E assim continuou por um tempo. Ela sabia que era tempo indefinido, enquanto o fel não escorresse todo de seu corpo grosso. Eu já começara a entender que ela me escolhera para eu sofrer, às vezes adivinho. Mas, adivinhando mesmo, às vezes aceito: como se quem quer me fazer sofrer esteja precisando danadamente que eu sofra. Mas ainda estava com minha esperança.
Quanto tempo? Eu ia diariamente à sua casa, sem faltar um dia sequer. Às vezes ela dizia: A gráfica responsável pelos convites teve um problema na impressão, eles até me deram metade dos convites, mas já foram distribuídos nessa tarde. E eu, que não era dada a olheiras, sentia as olheiras se cavando sob os meus olhos espantados.
Até que um dia, quando eu estava à porta de sua casa, ouvindo humilde e silenciosa a sua recusa, apareceu sua mãe. Ela devia estar estranhando a aparição muda e diária daquela menina à porta de sua casa. Pediu explicações a nós duas. Houve uma confusão silenciosa, entrecortada de palavras pouco elucidativas. A senhora achava cada vez mais estranho o fato de não estar entendendo. Até que essa mãe boa entendeu. Voltou-se para a filha e com enorme surpresa exclamou: mas eu preenchi o convite dela, aliás, foi o primeiro convite a ser feito como convidada de honra, em forma de gratidão pela ajuda que ela lhe deu na escola, e todos os convites já foram entregues! Porque não a entregou?

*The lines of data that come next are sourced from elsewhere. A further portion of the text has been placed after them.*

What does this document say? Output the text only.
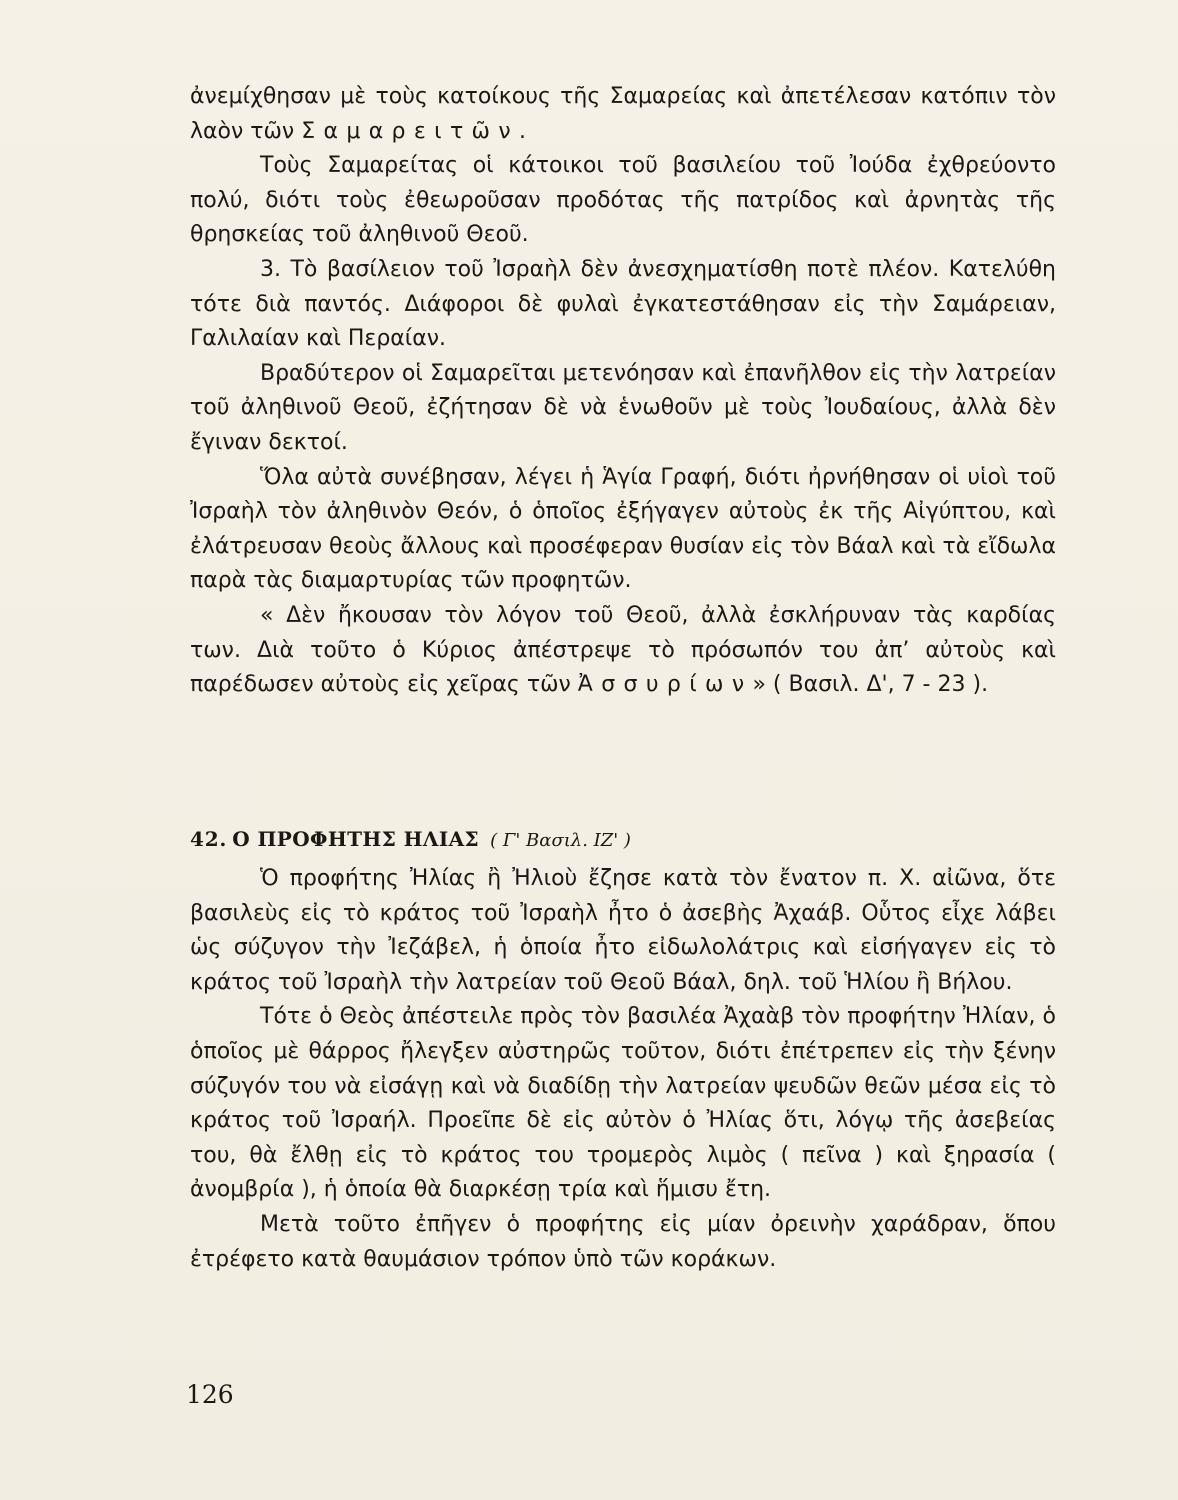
ἀνεμίχθησαν μὲ τοὺς κατοίκους τῆς Σαμαρείας καὶ ἀπετέλεσαν κατόπιν τὸν λαὸν τῶν Σαμαρειτῶν.

Τοὺς Σαμαρείτας οἱ κάτοικοι τοῦ βασιλείου τοῦ Ἰούδα ἐχθρεύοντο πολύ, διότι τοὺς ἐθεωροῦσαν προδότας τῆς πατρίδος καὶ ἀρνητὰς τῆς θρησκείας τοῦ ἀληθινοῦ Θεοῦ.

3. Τὸ βασίλειον τοῦ Ἰσραὴλ δὲν ἀνεσχηματίσθη ποτὲ πλέον. Κατελύθη τότε διὰ παντός. Διάφοροι δὲ φυλαὶ ἐγκατεστάθησαν εἰς τὴν Σαμάρειαν, Γαλιλαίαν καὶ Περαίαν.

Βραδύτερον οἱ Σαμαρεῖται μετενόησαν καὶ ἐπανῆλθον εἰς τὴν λατρείαν τοῦ ἀληθινοῦ Θεοῦ, ἐζήτησαν δὲ νὰ ἑνωθοῦν μὲ τοὺς Ἰουδαίους, ἀλλὰ δὲν ἔγιναν δεκτοί.

Ὅλα αὐτὰ συνέβησαν, λέγει ἡ Ἁγία Γραφή, διότι ἠρνήθησαν οἱ υἱοὶ τοῦ Ἰσραὴλ τὸν ἀληθινὸν Θεόν, ὁ ὁποῖος ἐξήγαγεν αὐτοὺς ἐκ τῆς Αἰγύπτου, καὶ ἐλάτρευσαν θεοὺς ἄλλους καὶ προσέφεραν θυσίαν εἰς τὸν Βάαλ καὶ τὰ εἴδωλα παρὰ τὰς διαμαρτυρίας τῶν προφητῶν.

« Δὲν ἤκουσαν τὸν λόγον τοῦ Θεοῦ, ἀλλὰ ἐσκλήρυναν τὰς καρδίας των. Διὰ τοῦτο ὁ Κύριος ἀπέστρεψε τὸ πρόσωπόν του ἀπ’ αὐτοὺς καὶ παρέδωσεν αὐτοὺς εἰς χεῖρας τῶν Ἀσσυρίων» ( Βασιλ. Δ', 7 - 23 ).

42. Ο ΠΡΟΦΗΤΗΣ ΗΛΙΑΣ ( Γ' Βασιλ. ΙΖ' )

Ὁ προφήτης Ἠλίας ἢ Ἠλιοὺ ἔζησε κατὰ τὸν ἔνατον π. Χ. αἰῶνα, ὅτε βασιλεὺς εἰς τὸ κράτος τοῦ Ἰσραὴλ ἦτο ὁ ἀσεβὴς Ἀχαάβ. Οὗτος εἶχε λάβει ὡς σύζυγον τὴν Ἰεζάβελ, ἡ ὁποία ἦτο εἰδωλολάτρις καὶ εἰσήγαγεν εἰς τὸ κράτος τοῦ Ἰσραὴλ τὴν λατρείαν τοῦ Θεοῦ Βάαλ, δηλ. τοῦ Ἡλίου ἢ Βήλου.

Τότε ὁ Θεὸς ἀπέστειλε πρὸς τὸν βασιλέα Ἀχαὰβ τὸν προφήτην Ἠλίαν, ὁ ὁποῖος μὲ θάρρος ἤλεγξεν αὐστηρῶς τοῦτον, διότι ἐπέτρεπεν εἰς τὴν ξένην σύζυγόν του νὰ εἰσάγῃ καὶ νὰ διαδίδῃ τὴν λατρείαν ψευδῶν θεῶν μέσα εἰς τὸ κράτος τοῦ Ἰσραήλ. Προεῖπε δὲ εἰς αὐτὸν ὁ Ἠλίας ὅτι, λόγῳ τῆς ἀσεβείας του, θὰ ἔλθῃ εἰς τὸ κράτος του τρομερὸς λιμὸς ( πεῖνα ) καὶ ξηρασία ( ἀνομβρία ), ἡ ὁποία θὰ διαρκέσῃ τρία καὶ ἥμισυ ἔτη.

Μετὰ τοῦτο ἐπῆγεν ὁ προφήτης εἰς μίαν ὀρεινὴν χαράδραν, ὅπου ἐτρέφετο κατὰ θαυμάσιον τρόπον ὑπὸ τῶν κοράκων.

126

E o pior para essa mulher não era a descoberta do que acontecia. Devia ser a descoberta horrorizada da filha que tinha. Ela nos espiava em silêncio: a potência de perversidade de sua filha desconhecida e a menina loura em pé à porta, exausta. Foi então que,finalmente se refazendo, disse firme e calma para a filha: você vai pegar o convite dela agora mesmo. E para mim: “E você, me desculpe! Lhe darei além do convite para o aniversário um passe livre para voltar ao parque e usufruir de tudo com direito a acopanhante.”
Como contar o que se seguiu? Eu estava estonteada, e assim recebi o convite e o passe na mão. Acho que eu não disse nada. Peguei os dois. Não, não saí pulando como sempre. Saí andando bem devagar. Sei que segurava o passe em minhas mãos, comprimindo-o contra o peito. Quanto tempo levei até chegar em casa, também pouco importa. Meu peito estava quente, meu coração pensativo.
Chegando em casa, não abri o convite nem li o que tinha no passe. Fingia que não os tinha, só para depois ter o susto de tê-los. Horas depois os abri, li algumas linhas maravilhosas, fechei-os de novo. Criava as mais falsas dificuldades para aquela coisa clandestina que era a felicidade. A felicidade sempre ia ser clandestina para mim. Parece que eu já pressentia. Como demorei! Eu vivia no ar... Havia orgulho e pudor em mim. Eu era uma rainha delicada.
Chegou o grande dia, era uma sexta feira, dia do aniversário da Laura. Me arrumei e pedi para que meu pai me levasse uma hora mais cedo. Chegando lá meu coração palpitava, fui muito bem recepcionada pela sua mãe e dei algumas voltas no parque para conhecer o lugar. Aquele dia foi incrível, fiz novas amizades, me diverti muito e só de estar lá já me encontrava em grande euforia.
No final de semana, acordei bem cedo, liguei para minha amiga e fomos para o parque aproveitar o dia com o passe livre que a mãe da Laura me deu. Estava um dia perfeito, o sol brilhava e nós nem acreditávamos que aquilo tudo era realidade, pois não tínhamos condições de pagar para ir naquele lugar. Foi tudo melhor que imaginava, fomos a todos os brinquedos, almoçamos lá e tiramos muitas fotos. Naquele dia entendi que fazer o certo e ajudar alguém vale à pena, mesmo que essa pessoa não quer o nosso bem. A recompensa vem no tempo certo e da melhor maneira possível.